Grizzly mama mauls deadbeat dad
From ANIMAL PEOPLE, November 2002:
WEST YELLOWSTONE, Montana–Buffalo Field Campaign staff
protesting against round-ups and slaughters of bison who leave
Yellowstone National Park quickly disassociated themselves from
Jeffrey Scheu, 36, who joined the campaign as a volunteer on August
26, identifying himself as “Jesshua Amun,” and suffered a broken
nose, facial cuts, and an injured knee two days later after he and
three other volunteers accidentally approached a grizzly bear sow
with two cubs.
The other volunteers either froze or dropped to the ground to
avoid posing a threatening appearance, but said Scheu tried to run.
Airlifted to Idaho Falls for medical treatment, Scheu turned
out to be wanted in Butler County, Ohio, for nonpayment of child
support. The Buffalo Field Campaign learned his actual identity from
news media.
“One bad apple slipped through our screening process and it
took a grizzly to point him out,” campaign spokesman Mike Mease told
Associated Press. “This is poetic justice.”
Both grizzly bears and bison injured other visitors to
Yellowstone during the summer. David Havlik, 47, of Lake Jackson,
Texas, and Paul Jocelyn, 37, of Albertville, Minnesota, were
gored by bison in late June and mid-July, respectively, after
closely approaching bison near Old Faithful. Thomas Crosson, 43,
on September 4 survived a mauling by a female grizzly with three cubs
whom he and a companion met near Columbine Creek, east of
Yellowstone Lake.
Bison who enter Montana from Yellowstone have been killed
since the early 1980s as part of an attempt to eradicate bovine
brucellosis, endemic among the local bison and elk herds. Bison,
unlike elk, are believed to be capable of passing brucellosis to
cattle, though it is not clear that they ever have, despite the
theoretical possibility discovered in laboratory studies.

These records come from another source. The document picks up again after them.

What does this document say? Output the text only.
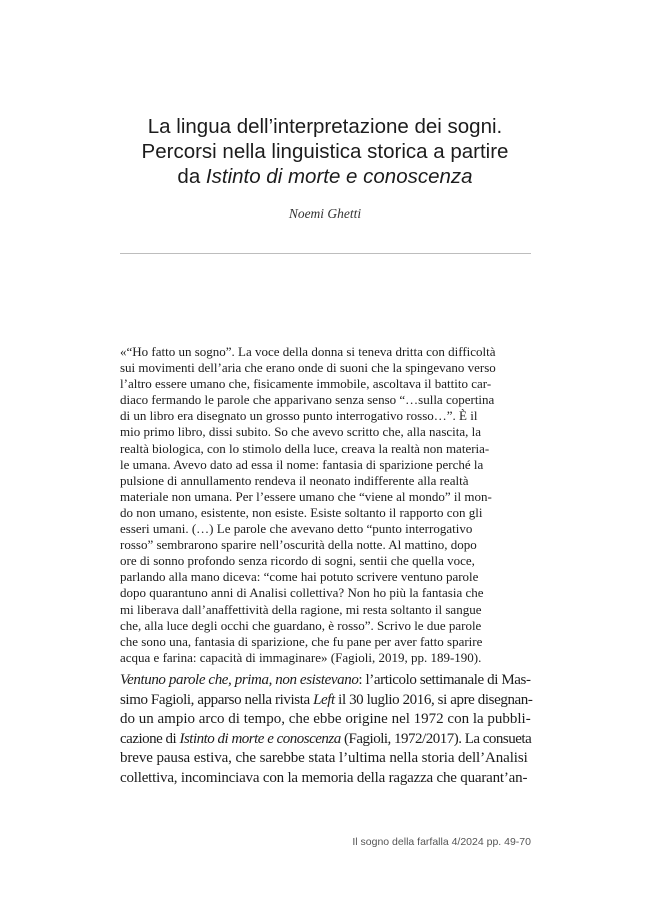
La lingua dell’interpretazione dei sogni.
Percorsi nella linguistica storica a partire
da Istinto di morte e conoscenza
Noemi Ghetti
«“Ho fatto un sogno”. La voce della donna si teneva dritta con difficoltà
sui movimenti dell’aria che erano onde di suoni che la spingevano verso
l’altro essere umano che, fisicamente immobile, ascoltava il battito car-
diaco fermando le parole che apparivano senza senso “…sulla copertina
di un libro era disegnato un grosso punto interrogativo rosso…”. È il
mio primo libro, dissi subito. So che avevo scritto che, alla nascita, la
realtà biologica, con lo stimolo della luce, creava la realtà non materia-
le umana. Avevo dato ad essa il nome: fantasia di sparizione perché la
pulsione di annullamento rendeva il neonato indifferente alla realtà
materiale non umana. Per l’essere umano che “viene al mondo” il mon-
do non umano, esistente, non esiste. Esiste soltanto il rapporto con gli
esseri umani. (…) Le parole che avevano detto “punto interrogativo
rosso” sembrarono sparire nell’oscurità della notte. Al mattino, dopo
ore di sonno profondo senza ricordo di sogni, sentii che quella voce,
parlando alla mano diceva: “come hai potuto scrivere ventuno parole
dopo quarantuno anni di Analisi collettiva? Non ho più la fantasia che
mi liberava dall’anaffettività della ragione, mi resta soltanto il sangue
che, alla luce degli occhi che guardano, è rosso”. Scrivo le due parole
che sono una, fantasia di sparizione, che fu pane per aver fatto sparire
acqua e farina: capacità di immaginare» (Fagioli, 2019, pp. 189-190).
Ventuno parole che, prima, non esistevano: l’articolo settimanale di Mas-
simo Fagioli, apparso nella rivista Left il 30 luglio 2016, si apre disegnan-
do un ampio arco di tempo, che ebbe origine nel 1972 con la pubbli-
cazione di Istinto di morte e conoscenza (Fagioli, 1972/2017). La consueta
breve pausa estiva, che sarebbe stata l’ultima nella storia dell’Analisi
collettiva, incominciava con la memoria della ragazza che quarant’an-
Il sogno della farfalla 4/2024 pp. 49-70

The Buffalo Field Campaign uses nonviolent and non-covert
direct action plus civil disobedience to try to save bison, while
bigger groups including the Fund for Animals, EarthJustice, the
National Wildlife Federation, the InterTribal Bison Cooperative,
and the Greater Yellowstone Coalition pursue legal strategies.
Their collective efforts were buoyed in mid-May 2002 when
U.S. Magistrate Judge John Facciola recommended that the U.S. Forest
Service should halt cattle grazing in the Horse Butte region of
Gallatin National Forest, where contact between cattle and bison is
mostly likely to occur.
Portions of the Yellowstone bison herd try to forage around
Horse Butte nearly every winter. The Forest Service renewed a
10-year permit for summer cattle grazing in the area in December 2000.